Scientists admit that the Amazon fires are not easy to detect because they creep up on plant material.
NASA researchers claim that the fires are caused more by human acts of carelessness than natural occurrences. Outdoor cooking, stray cigarettes, and the burning of waste products are said to be the major contributing factors for accidental rainforest destruction.
The group says several human created fires led to conflagrations that consumed large swaths of land and plant life.

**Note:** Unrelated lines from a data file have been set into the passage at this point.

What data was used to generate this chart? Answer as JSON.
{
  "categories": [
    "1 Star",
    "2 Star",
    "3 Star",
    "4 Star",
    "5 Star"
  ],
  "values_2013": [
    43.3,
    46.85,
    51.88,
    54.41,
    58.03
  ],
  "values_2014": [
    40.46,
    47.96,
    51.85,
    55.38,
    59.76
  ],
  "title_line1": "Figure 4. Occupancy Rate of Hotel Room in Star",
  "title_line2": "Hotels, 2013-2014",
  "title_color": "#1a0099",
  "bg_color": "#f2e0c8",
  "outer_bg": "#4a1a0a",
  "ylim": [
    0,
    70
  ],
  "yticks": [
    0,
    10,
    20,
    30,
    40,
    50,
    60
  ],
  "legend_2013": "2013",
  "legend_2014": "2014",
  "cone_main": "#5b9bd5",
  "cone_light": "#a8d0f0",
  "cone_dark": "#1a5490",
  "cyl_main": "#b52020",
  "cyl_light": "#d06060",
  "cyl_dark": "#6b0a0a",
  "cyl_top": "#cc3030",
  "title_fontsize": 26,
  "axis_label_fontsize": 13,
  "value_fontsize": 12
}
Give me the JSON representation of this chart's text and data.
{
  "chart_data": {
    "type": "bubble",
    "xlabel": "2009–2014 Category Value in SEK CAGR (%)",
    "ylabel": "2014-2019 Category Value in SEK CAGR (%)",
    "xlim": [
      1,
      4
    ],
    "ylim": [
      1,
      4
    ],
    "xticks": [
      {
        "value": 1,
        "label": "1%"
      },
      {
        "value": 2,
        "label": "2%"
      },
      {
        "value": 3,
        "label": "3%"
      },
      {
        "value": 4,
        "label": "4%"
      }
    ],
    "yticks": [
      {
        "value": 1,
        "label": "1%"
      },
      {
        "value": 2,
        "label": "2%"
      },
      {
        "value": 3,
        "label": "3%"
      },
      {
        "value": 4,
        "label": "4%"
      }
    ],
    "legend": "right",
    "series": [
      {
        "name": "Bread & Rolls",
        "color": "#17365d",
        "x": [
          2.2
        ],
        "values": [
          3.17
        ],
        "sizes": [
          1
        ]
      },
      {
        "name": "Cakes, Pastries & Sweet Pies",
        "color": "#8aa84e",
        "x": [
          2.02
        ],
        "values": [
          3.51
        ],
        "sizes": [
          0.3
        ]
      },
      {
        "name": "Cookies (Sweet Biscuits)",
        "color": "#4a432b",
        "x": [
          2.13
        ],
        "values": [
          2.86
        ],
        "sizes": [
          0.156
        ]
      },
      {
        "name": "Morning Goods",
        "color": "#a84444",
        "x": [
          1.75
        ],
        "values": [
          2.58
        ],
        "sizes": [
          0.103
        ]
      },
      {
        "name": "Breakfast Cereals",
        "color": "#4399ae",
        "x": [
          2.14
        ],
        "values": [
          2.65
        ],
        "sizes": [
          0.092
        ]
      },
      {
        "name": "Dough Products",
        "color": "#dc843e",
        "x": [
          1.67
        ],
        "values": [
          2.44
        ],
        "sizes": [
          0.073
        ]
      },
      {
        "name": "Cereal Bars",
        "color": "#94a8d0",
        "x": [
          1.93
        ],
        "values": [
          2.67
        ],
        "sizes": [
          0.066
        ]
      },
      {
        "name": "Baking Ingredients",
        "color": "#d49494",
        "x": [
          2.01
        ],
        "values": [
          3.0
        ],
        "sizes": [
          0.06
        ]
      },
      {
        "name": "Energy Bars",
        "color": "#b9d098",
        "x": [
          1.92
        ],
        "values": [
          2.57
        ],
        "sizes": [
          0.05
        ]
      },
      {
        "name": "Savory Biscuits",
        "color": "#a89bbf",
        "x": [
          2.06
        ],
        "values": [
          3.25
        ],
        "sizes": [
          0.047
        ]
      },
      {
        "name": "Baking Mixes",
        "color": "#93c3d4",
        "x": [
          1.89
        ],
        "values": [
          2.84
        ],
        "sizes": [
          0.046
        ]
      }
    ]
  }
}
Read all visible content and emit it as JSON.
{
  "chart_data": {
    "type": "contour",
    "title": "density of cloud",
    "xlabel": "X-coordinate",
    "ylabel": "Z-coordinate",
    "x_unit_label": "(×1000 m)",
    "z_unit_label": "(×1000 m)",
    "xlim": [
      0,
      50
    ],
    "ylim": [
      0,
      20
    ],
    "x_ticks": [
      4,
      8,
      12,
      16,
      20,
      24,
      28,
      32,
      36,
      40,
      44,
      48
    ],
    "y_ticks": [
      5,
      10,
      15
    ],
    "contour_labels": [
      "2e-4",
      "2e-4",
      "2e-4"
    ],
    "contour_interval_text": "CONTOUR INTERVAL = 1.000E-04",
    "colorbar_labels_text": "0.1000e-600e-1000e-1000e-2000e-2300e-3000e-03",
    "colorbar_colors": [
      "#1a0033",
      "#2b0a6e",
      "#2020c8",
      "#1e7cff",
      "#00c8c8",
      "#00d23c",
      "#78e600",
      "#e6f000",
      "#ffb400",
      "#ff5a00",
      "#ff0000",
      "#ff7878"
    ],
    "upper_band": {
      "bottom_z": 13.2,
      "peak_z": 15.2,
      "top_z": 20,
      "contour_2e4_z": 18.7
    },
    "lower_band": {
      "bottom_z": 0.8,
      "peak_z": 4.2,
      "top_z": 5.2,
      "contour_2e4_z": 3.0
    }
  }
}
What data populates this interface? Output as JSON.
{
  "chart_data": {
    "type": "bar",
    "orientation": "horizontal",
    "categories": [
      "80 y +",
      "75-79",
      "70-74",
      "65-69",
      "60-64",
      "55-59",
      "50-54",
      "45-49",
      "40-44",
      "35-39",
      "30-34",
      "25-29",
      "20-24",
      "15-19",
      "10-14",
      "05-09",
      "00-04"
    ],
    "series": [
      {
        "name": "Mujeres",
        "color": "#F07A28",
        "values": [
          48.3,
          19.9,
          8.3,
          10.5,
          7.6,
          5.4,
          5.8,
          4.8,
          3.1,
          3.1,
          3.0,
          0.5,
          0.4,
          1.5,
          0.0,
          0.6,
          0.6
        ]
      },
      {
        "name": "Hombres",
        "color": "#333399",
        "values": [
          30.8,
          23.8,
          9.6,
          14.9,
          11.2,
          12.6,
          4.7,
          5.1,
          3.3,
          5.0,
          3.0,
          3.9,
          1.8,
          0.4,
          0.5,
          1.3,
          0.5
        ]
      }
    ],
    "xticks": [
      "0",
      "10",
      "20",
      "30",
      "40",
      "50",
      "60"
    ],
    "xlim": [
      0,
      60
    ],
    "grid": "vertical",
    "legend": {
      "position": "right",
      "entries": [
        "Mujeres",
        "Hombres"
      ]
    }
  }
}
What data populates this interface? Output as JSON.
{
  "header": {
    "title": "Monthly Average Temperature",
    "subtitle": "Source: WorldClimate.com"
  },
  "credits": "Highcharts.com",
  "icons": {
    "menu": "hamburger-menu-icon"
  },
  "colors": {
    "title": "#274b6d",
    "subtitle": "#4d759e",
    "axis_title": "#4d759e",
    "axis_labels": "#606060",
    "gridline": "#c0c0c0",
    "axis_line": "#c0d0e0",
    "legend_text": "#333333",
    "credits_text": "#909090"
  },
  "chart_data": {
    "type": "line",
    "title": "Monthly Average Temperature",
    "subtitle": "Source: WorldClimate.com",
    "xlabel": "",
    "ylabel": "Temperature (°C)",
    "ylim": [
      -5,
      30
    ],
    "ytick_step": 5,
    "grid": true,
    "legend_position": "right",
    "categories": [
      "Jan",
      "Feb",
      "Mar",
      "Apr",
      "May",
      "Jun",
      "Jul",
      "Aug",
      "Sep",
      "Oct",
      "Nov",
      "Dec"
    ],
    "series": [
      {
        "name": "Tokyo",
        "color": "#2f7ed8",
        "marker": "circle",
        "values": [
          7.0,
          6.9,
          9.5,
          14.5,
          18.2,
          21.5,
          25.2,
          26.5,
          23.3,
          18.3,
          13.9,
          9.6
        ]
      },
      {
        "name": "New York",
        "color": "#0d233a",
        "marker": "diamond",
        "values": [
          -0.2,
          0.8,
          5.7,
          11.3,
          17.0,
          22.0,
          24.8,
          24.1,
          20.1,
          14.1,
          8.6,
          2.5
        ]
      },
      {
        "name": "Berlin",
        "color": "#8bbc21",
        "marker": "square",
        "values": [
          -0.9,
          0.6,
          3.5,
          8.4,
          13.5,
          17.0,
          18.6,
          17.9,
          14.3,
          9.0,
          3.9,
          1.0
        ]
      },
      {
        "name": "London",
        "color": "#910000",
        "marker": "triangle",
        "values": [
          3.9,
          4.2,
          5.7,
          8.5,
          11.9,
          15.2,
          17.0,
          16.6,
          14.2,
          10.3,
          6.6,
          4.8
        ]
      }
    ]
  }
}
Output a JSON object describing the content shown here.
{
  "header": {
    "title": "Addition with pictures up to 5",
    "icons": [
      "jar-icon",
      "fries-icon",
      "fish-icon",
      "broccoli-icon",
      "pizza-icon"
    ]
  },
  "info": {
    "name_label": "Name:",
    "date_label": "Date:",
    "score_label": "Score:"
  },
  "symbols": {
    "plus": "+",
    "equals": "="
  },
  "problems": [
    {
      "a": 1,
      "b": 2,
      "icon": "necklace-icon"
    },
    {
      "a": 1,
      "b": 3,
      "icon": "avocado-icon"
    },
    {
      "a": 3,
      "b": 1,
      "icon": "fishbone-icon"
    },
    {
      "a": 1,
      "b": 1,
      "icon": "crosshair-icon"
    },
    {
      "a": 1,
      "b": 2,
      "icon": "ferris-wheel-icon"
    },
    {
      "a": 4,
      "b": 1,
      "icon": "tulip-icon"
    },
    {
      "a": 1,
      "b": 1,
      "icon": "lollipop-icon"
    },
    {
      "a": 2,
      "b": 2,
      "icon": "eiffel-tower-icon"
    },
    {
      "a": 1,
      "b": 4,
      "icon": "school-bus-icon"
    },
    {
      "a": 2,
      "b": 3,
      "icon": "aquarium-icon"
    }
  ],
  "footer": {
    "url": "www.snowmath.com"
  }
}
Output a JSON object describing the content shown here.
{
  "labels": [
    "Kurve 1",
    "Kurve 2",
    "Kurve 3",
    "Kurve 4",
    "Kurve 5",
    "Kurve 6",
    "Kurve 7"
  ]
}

Amazon fires are most likely to cause destruction when humidity is low and dryness in the rainforest is at its peak period. NASA says, when deforestation was at an all-time high, fires were actually caused less frequency. Current Amazon fires spread inch by inch and remain low to the ground. The fires continue to burn because of heat and general desiccation.
To follow the destruction caused by Amazon fires, a team at NASA uses satellites to track heat signatures and visual cuts throughout the rainforest. Scientists find that fires cause damage but re-growth in vegetation is able to clear up much of the damage within one years times. While vegetation returns to the area, scientists note that air pollution and the greenhouse effect occur as an alarming amount of carbon dioxide is released into the atmosphere.
NASA observers are paying close attention to Amazon fires because of concerns that global temperatures will rise by one degree centigrade in the next generation. While a one degree centigrade increase in temperatures might not seem high, it is enough to cause harsh living conditions for billions of people. One concern is that polar icecaps will continue to melt and cause floods in the lands located directly next to the north and south poles.
Do you think Amazon fires are reason for major concern among the scientific community?